The geotechnical drilling carried out in 2021 and 2022 enabled the preparation of a hydrogeological report, which is the focus of the current public consultation. Additionally, the report enabled an update to the environmental assessment report, which identifies the project’s potential impacts to the environment, specifically on private water wells and wetlands.

Over the past few months Transport Canada, in collaboration with Canadian Pacific, the city of Lac-Mégantic and the municipalities of Nantes and Frontenac, and through consultations with hydrogeological experts, has studied these reports and developed new mitigation measures.

These new mitigation measures will be presented during public consultation sessions from November 7 to 9, 2022. The public will be able to submit written opinions and comments on these measures until November 25, 2022.

Here is the list of the new mitigation measures that were identified for private water wells. Note that the list of all measures identified to date is located in the discussion guide, which can be found on the following webpage:

Mitigation measures for private wells

Transport Canada's commitment to implementing mitigation measures that reduce the project's potential impacts on the environment, private wells and wetlands is clear. In practical terms, it means that measures will be taken to ensure water flow and water quality in residents' wells. Here is a list of the new measures and actions that will be taken under the project's framework.

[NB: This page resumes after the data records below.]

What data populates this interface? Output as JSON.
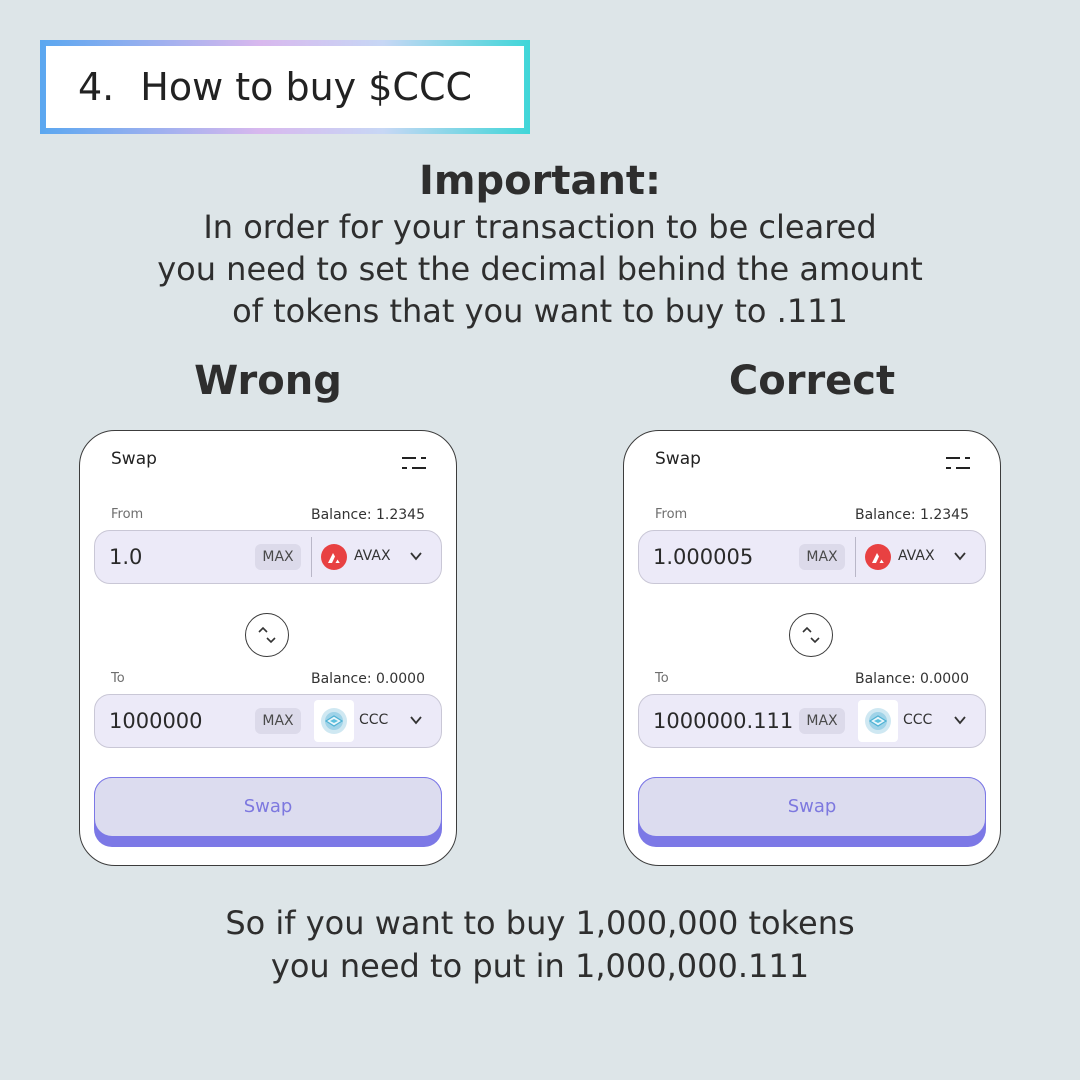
{
  "title": {
    "number": "4.",
    "text": "How to buy $CCC"
  },
  "important": {
    "heading": "Important:",
    "lines": [
      "In order for your transaction to be cleared",
      "you need to set the decimal behind the amount",
      "of tokens that you want to buy to .111"
    ]
  },
  "wrong": {
    "label": "Wrong",
    "swap_title": "Swap",
    "from_label": "From",
    "from_balance": "Balance: 1.2345",
    "from_amount": "1.0",
    "from_max": "MAX",
    "from_token": "AVAX",
    "to_label": "To",
    "to_balance": "Balance: 0.0000",
    "to_amount": "1000000",
    "to_max": "MAX",
    "to_token": "CCC",
    "swap_button": "Swap"
  },
  "correct": {
    "label": "Correct",
    "swap_title": "Swap",
    "from_label": "From",
    "from_balance": "Balance: 1.2345",
    "from_amount": "1.000005",
    "from_max": "MAX",
    "from_token": "AVAX",
    "to_label": "To",
    "to_balance": "Balance: 0.0000",
    "to_amount": "1000000.111",
    "to_max": "MAX",
    "to_token": "CCC",
    "swap_button": "Swap"
  },
  "bottom": {
    "lines": [
      "So if you want to buy 1,000,000 tokens",
      "you need to put in 1,000,000.111"
    ]
  },
  "icons": {
    "settings": "settings-sliders-icon",
    "avax": "avax-logo-icon",
    "ccc": "ccc-token-icon",
    "chevron": "chevron-down-icon",
    "swap_direction": "swap-direction-icon"
  },
  "colors": {
    "background": "#dde5e8",
    "field_bg": "#eceaf8",
    "swap_button_accent": "#7c78e6",
    "avax_red": "#e84142"
  }
}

Inventory and well monitoring program

  1. All private wells located in the project’s potential long-term area of influence will be inventoried (the areas in yellow on the map), located beyond the ones within 200 m of the right-of-way that were initially identified in 2020.
  2. In addition to the list of inventoried wells, a monitoring program will be put in place for wells considered at-risk. The monitoring will include recording water-level variations in wells using sensors and regular sampling to maintain drinking water quality.
  3. At-risk wells will be monitored before, during, and after construction of the bypass as long and as often as needed until the water table naturally stabilizes.
  4. New wells will be drilled (observation wells) and equipped with instruments to monitor water levels in at-risk areas. Some wells will be located in a neighbouring watershed, far from the project, in order to compare data over the seasons.
  5. The data from the geotechnical and hydrogeological studies will be made available to the city of Lac-Mégantic and the municipalities of Nantes and Frontenac in order for them to update their analysis of the vulnerability of drinking water sources as per regulations.

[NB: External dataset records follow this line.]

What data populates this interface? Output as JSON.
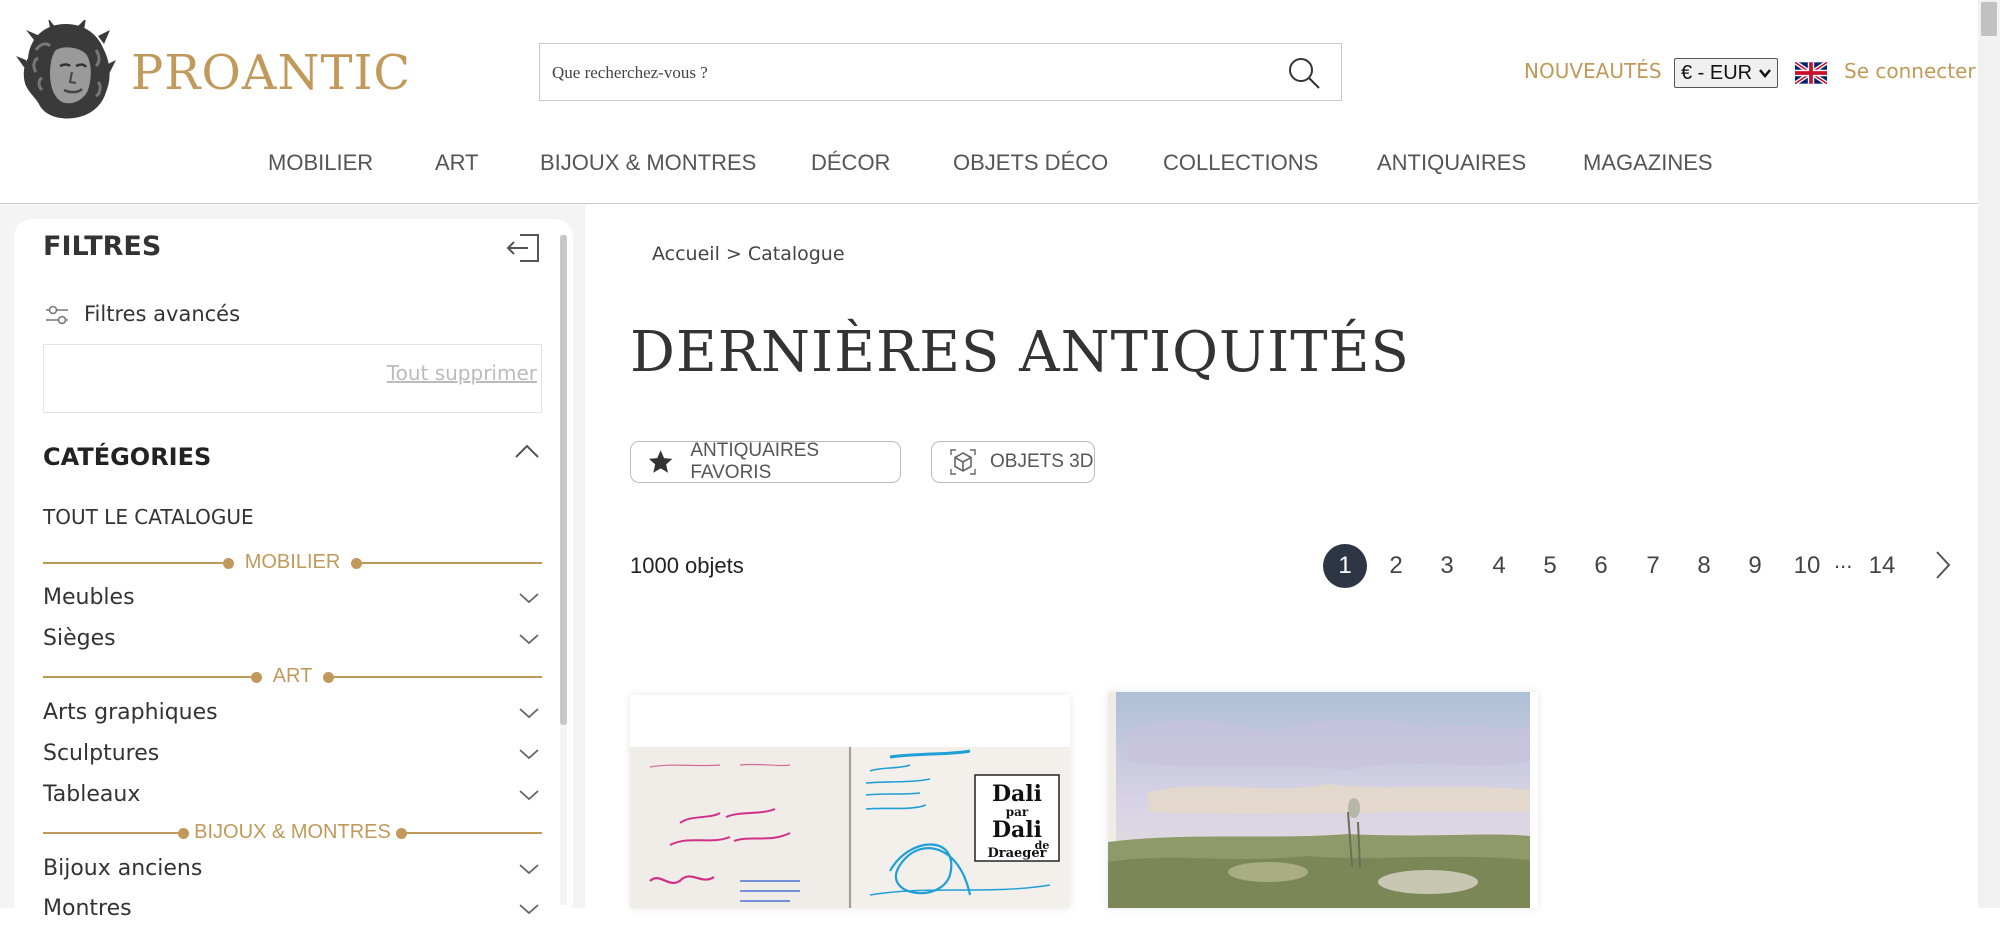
{
  "header": {
    "logo_text": "PROANTIC",
    "search_placeholder": "Que recherchez-vous ?",
    "nouveautes": "NOUVEAUTÉS",
    "currency": "€ - EUR",
    "login": "Se connecter"
  },
  "nav": {
    "items": [
      "MOBILIER",
      "ART",
      "BIJOUX & MONTRES",
      "DÉCOR",
      "OBJETS DÉCO",
      "COLLECTIONS",
      "ANTIQUAIRES",
      "MAGAZINES"
    ]
  },
  "sidebar": {
    "title": "FILTRES",
    "advanced": "Filtres avancés",
    "clear_all": "Tout supprimer",
    "categories_title": "CATÉGORIES",
    "all_catalog": "TOUT LE CATALOGUE",
    "groups": [
      {
        "label": "MOBILIER",
        "items": [
          "Meubles",
          "Sièges"
        ]
      },
      {
        "label": "ART",
        "items": [
          "Arts graphiques",
          "Sculptures",
          "Tableaux"
        ]
      },
      {
        "label": "BIJOUX & MONTRES",
        "items": [
          "Bijoux anciens",
          "Montres"
        ]
      }
    ]
  },
  "main": {
    "breadcrumb": "Accueil > Catalogue",
    "title": "DERNIÈRES ANTIQUITÉS",
    "chips": [
      "ANTIQUAIRES FAVORIS",
      "OBJETS 3D"
    ],
    "count": "1000 objets",
    "pages": [
      "1",
      "2",
      "3",
      "4",
      "5",
      "6",
      "7",
      "8",
      "9",
      "10",
      "14"
    ],
    "ellipsis": "...",
    "current_page": "1"
  },
  "products": {
    "card1_text": {
      "dali_line1": "Dali",
      "dali_par": "par",
      "dali_line2": "Dali",
      "dali_de": "de",
      "dali_line3": "Draeger"
    }
  },
  "colors": {
    "brand_gold": "#c1995a",
    "pagination_active": "#2e3544"
  }
}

Measures to ensure the flow and quality of drinking water

  1. Intervention thresholds for the level and quality of groundwater will be established. These thresholds will make it possible to quickly determine how much the water level in the wells has decreased and will help determine the measures needed to ensure a constant supply of drinking water to citizens.
  2. If there are problems with water flow or the quality of water due to the construction work, new wells will be drilled at no cost to the property owners.
  3. Note that replacement wells could be deeper in order to provide a sufficient quantity of water for the property owner. In such cases, the replacement of the well may also require the replacement of pumping equipment and a new connection to the residence, at no cost to the property owner.
  4. If drinking water criteria are exceeded or if water quality has deteriorated as a result of the construction work, water treatment systems could be installed as needed, at no cost to the public.
  5. If a well needs to be replaced or if water quality is compromised, drinking water will be distributed free of charge until the situation is resolved.
  6. In order to prepare for any scenario, new mitigation measures could be identified and implemented under the monitoring program to ensure that the public has access to drinking water for the duration of the construction work.